Monterrey registró un crecimiento del 10,3% en pasajeros internacionales y del 1,6% en nacionales. Sin embargo, el movimiento total aumentó apenas un 0,3%, debido a una menor dinámica en otros segmentos del mercado.
Un Mundial dentro de un año récord para el turismo mexicano
El resultado del torneo contrasta con el desempeño general del turismo mexicano durante 2026.
Entre enero y mayo, el país recibió 42,87 millones de viajeros internacionales, un 8,8% más que durante el mismo período de 2025. En esos cinco meses, los ingresos por turismo internacional alcanzaron los USD 15.869 millones.
Esto indica que la menor llegada asociada al Mundial no necesariamente representa una crisis del turismo mexicano, sino una sobreestimación del efecto incremental que tendría el torneo.
México ya contaba con un volumen elevado de visitantes antes del evento.

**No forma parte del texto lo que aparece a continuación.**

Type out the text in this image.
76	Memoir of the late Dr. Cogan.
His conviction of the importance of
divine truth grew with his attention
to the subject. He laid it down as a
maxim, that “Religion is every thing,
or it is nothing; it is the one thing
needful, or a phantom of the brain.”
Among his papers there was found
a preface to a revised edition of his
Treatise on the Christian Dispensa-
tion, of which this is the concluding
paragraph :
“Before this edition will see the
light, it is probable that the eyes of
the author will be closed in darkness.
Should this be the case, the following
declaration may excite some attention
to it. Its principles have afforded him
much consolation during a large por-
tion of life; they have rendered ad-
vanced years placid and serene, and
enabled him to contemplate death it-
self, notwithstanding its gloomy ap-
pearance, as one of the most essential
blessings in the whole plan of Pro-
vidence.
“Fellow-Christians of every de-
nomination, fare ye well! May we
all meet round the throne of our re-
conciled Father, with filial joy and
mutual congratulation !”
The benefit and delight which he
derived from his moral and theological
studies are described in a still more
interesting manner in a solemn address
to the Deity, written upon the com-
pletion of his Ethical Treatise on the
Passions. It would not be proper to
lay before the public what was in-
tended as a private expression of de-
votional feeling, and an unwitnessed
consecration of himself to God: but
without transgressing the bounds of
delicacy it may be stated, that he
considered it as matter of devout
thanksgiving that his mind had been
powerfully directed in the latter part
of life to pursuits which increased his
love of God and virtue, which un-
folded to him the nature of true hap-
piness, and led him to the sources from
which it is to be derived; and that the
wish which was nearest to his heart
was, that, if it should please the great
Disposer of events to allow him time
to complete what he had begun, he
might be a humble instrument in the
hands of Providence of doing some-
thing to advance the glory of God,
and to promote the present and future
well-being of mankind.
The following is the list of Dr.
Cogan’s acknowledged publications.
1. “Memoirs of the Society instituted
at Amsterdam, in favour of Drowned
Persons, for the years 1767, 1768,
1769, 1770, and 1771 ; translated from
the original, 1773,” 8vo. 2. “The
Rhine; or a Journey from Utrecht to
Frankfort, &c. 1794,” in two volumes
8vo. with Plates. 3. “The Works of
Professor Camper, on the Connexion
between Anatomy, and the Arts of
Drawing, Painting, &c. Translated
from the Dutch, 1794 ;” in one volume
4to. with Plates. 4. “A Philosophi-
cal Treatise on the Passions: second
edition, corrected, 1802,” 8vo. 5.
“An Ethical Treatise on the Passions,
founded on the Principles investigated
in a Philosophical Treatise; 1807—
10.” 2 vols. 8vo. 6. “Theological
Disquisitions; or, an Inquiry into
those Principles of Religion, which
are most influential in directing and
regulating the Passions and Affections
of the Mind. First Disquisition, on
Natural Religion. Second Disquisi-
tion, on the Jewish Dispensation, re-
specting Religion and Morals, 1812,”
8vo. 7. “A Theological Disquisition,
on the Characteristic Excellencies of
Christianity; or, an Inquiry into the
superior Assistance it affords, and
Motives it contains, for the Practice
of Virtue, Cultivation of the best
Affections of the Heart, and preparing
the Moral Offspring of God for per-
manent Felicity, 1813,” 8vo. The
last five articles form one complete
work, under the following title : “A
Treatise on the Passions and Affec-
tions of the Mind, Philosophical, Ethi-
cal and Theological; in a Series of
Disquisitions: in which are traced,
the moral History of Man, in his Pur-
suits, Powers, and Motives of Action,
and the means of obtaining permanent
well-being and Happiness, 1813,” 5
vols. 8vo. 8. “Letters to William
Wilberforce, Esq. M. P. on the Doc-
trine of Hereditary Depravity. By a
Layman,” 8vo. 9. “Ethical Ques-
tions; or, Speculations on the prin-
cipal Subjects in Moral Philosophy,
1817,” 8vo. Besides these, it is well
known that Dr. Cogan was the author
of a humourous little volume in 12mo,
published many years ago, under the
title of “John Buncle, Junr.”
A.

El desafío consistía en determinar cuántos viajes adicionales podía generar realmente una competencia en la que el país organizó solo 13 de los 104 partidos.
El balance de Deloitte deja así una advertencia para futuros megaeventos: la visibilidad internacional y los picos de consumo no garantizan por sí solos millones de turistas adicionales. La disponibilidad de entradas, los precios, la conectividad, la duración de las estadías y la capacidad de distribuir visitantes hacia otros destinos terminan siendo tan importantes como el atractivo deportivo.